Dan mentioned something I thought about too...not EVERY OSD's backing storage is going to be able to use this (Kinetic drives, NVDIMMs, M.2, etc etc), I'd need to implement some way to filter devices and communicate via the Calamari GUI that the device doesn't have an LED to toggle or doesn't understand SCSI Enclosure Services (I'm targeting industry standard HBAs first, and I'll deal with RAID controllers like Smart Array later).

I'm trying to get this out there early so anyone with particularly strong implementation opinions can give feedback. Any advice would be appreciated! I'm still new to the Ceph source base, and probably understand Calamari and Calamari-clients better than Ceph proper at the moment.

Similar to Mark's comment, I would lean towards option 2 -- it would be great to have a CLI-driven ability to flash the LEDs for an OSD, and work on integrating that with a GUI afterwards.

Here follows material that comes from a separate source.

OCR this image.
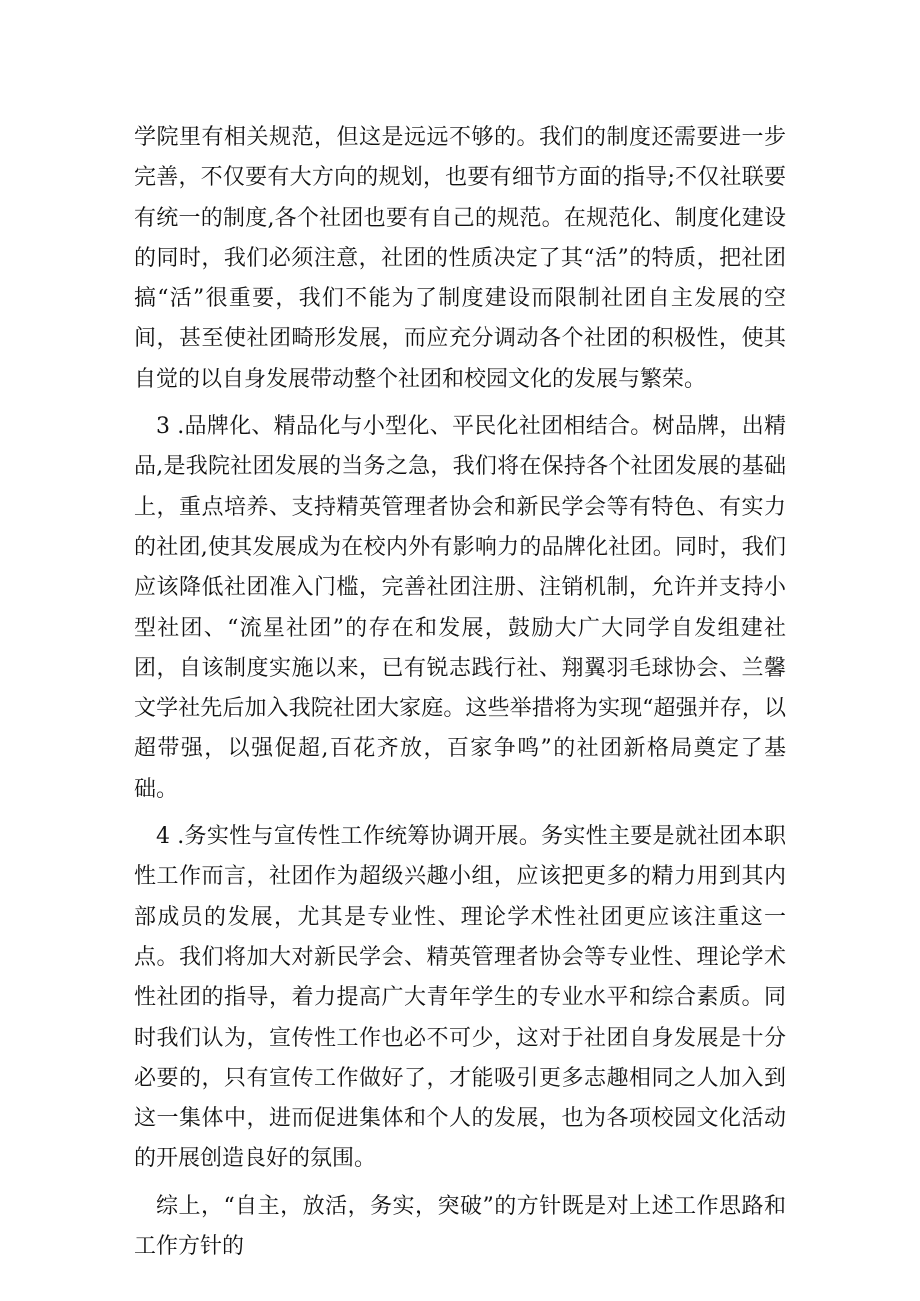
学院里有相关规范，但这是远远不够的。我们的制度还需要进一步完善，不仅要有大方向的规划，也要有细节方面的指导;不仅社联要有统一的制度,各个社团也要有自己的规范。在规范化、制度化建设的同时，我们必须注意，社团的性质决定了其“活”的特质，把社团搞“活”很重要，我们不能为了制度建设而限制社团自主发展的空间，甚至使社团畸形发展，而应充分调动各个社团的积极性，使其自觉的以自身发展带动整个社团和校园文化的发展与繁荣。

3 .品牌化、精品化与小型化、平民化社团相结合。树品牌，出精品,是我院社团发展的当务之急，我们将在保持各个社团发展的基础上，重点培养、支持精英管理者协会和新民学会等有特色、有实力的社团,使其发展成为在校内外有影响力的品牌化社团。同时，我们应该降低社团准入门槛，完善社团注册、注销机制，允许并支持小型社团、“流星社团”的存在和发展，鼓励大广大同学自发组建社团，自该制度实施以来，已有锐志践行社、翔翼羽毛球协会、兰馨文学社先后加入我院社团大家庭。这些举措将为实现“超强并存，以超带强，以强促超,百花齐放，百家争鸣”的社团新格局奠定了基础。

4 .务实性与宣传性工作统筹协调开展。务实性主要是就社团本职性工作而言，社团作为超级兴趣小组，应该把更多的精力用到其内部成员的发展，尤其是专业性、理论学术性社团更应该注重这一点。我们将加大对新民学会、精英管理者协会等专业性、理论学术性社团的指导，着力提高广大青年学生的专业水平和综合素质。同时我们认为，宣传性工作也必不可少，这对于社团自身发展是十分必要的，只有宣传工作做好了，才能吸引更多志趣相同之人加入到这一集体中，进而促进集体和个人的发展，也为各项校园文化活动的开展创造良好的氛围。

综上，“自主，放活，务实，突破”的方针既是对上述工作思路和工作方针的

Currently the OSD metadata on drives is pretty limited, it'll just tell you the /var/lib/ceph/osd/ceph-X path for the data and journal -- the task of resolving that to a physical device is left as an exercise to the reader, so to speak.

I would suggest extending osd metadata to also report the block device, but only for the simple case where an OSD is a GPT partition on a raw /dev/sdX block device. Resolving block device to underlying disks in configurations like LVM/MDRAID/multipath is complex in the general case (I've done it, I don't recommend it), and most ceph clusters don't use those layers. You could add a fallback ability for users to specify their block device in ceph.conf, in case the simple GPT-assuming OSD probing code can't find it from the mount point.

Once you have found the block device and reported it in the OSD metadata, you can use that information to go poke its LEDs using enclosure services hooks as you suggest, and wrap that in an OSD 'tell' command (OSD::do_command). In a similar vein to finding the block device, it would be a good thing to have a config option here so that admins can optionally specify a custom command for flashing a particular OSD's LED. Admins might not bother setting that, but it would mean a system integrator could optionally configure ceph to work with whatever exotic custom stuff they have.

Hopefully that's some help, it sounds like you've already thought it through a fair bit anyway.